Voilà – ma maman… Da ist meine Mama!

Mit diesen Worten kommt heute eine junge Frau im Hof der Kirche auf mich zu, wo wir auf den Beginn des Gottesdienstes warten. Wir umarmen uns herzlich!

Wer uns beide sieht, würde wohl keine Ähnlichkeit zwischen uns finden. Auch ist nicht eine unserer Töchter uns mal eben nachgereist…

Suzan, so heißt sie, ist die Frau von Etienne, einem unserer engsten Mitarbeiter. Als er bei der Alllianz-Mission anfing, war er noch Single. Netterweise haben die beiden ihre Hochzeit dann auf einen Zeitpunkt gelegt, an dem wir gerade in Mali waren und mitfeiern konnten.

Seitdem haben wir uns gar nicht so oft gesehen, aber über Etienne besteht ein herzliches Verhältnis. Macht mich das schon zu ihrer Mama? Ja…und die Tatsache, dass hier ältere Frauen allgemein gerne und respektvoll „Mama“ genannt werden.

Wenn die Frauen im Gottesdienst ein Lied vortragen, wird angekündigt, dass nun „nos mamans – unsere Mütter“ nach vorne kommen.

Ich finde dies wunderschön, denn es drückt Herzlichkeit und Wertschätzung aus.

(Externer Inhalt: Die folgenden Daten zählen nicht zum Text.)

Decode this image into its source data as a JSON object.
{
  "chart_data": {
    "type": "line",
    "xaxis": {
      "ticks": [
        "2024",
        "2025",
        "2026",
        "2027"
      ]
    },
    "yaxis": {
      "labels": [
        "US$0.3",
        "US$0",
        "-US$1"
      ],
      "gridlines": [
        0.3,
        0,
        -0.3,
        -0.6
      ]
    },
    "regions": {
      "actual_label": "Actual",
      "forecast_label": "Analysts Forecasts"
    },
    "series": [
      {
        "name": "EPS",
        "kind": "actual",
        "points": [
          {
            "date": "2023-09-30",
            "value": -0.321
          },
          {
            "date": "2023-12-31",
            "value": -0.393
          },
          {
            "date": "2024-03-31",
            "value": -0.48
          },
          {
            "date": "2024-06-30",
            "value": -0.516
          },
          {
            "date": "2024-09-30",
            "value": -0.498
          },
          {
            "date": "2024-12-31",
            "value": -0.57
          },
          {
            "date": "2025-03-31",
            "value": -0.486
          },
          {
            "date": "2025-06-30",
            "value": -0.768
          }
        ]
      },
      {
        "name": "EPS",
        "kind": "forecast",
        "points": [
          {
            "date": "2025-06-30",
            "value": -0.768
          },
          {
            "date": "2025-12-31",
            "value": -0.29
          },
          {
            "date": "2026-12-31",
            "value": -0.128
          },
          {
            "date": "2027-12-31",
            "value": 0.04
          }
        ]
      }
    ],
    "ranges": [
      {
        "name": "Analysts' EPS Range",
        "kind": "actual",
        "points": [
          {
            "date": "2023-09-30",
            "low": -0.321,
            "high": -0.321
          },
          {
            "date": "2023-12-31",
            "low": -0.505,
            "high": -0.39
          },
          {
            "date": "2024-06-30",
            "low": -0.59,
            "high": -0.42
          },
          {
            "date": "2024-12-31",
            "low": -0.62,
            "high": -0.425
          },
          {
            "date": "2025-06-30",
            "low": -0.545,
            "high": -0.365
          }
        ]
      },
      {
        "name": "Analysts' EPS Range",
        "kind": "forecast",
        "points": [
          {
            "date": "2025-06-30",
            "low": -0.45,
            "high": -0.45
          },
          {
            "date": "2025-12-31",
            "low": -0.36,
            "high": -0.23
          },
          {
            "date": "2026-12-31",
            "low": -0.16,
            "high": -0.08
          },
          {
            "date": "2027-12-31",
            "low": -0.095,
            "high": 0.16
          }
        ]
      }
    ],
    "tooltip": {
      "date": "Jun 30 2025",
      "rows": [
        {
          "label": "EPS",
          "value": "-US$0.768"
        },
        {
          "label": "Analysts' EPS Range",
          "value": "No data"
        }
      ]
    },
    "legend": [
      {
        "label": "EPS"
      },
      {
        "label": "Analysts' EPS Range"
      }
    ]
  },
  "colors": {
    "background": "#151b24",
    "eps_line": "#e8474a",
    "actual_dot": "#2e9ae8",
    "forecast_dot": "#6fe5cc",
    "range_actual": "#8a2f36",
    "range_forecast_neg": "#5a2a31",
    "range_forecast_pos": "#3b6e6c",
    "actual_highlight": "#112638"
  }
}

Nicht selten wird man als „Weißer“ auf der Straße (nicht in den Gemeinden!) von jüngeren sehr „flapsig“ angesprochen. Das hat auch damit zu tun, dass wir in den hiesigen Kulturen keine definierte Rolle haben. Aber es kommt ebenso vor, dass mich völlig Fremde (vorwiegend Jüngere) mit Mama und Karsten mit Papa ansprechen.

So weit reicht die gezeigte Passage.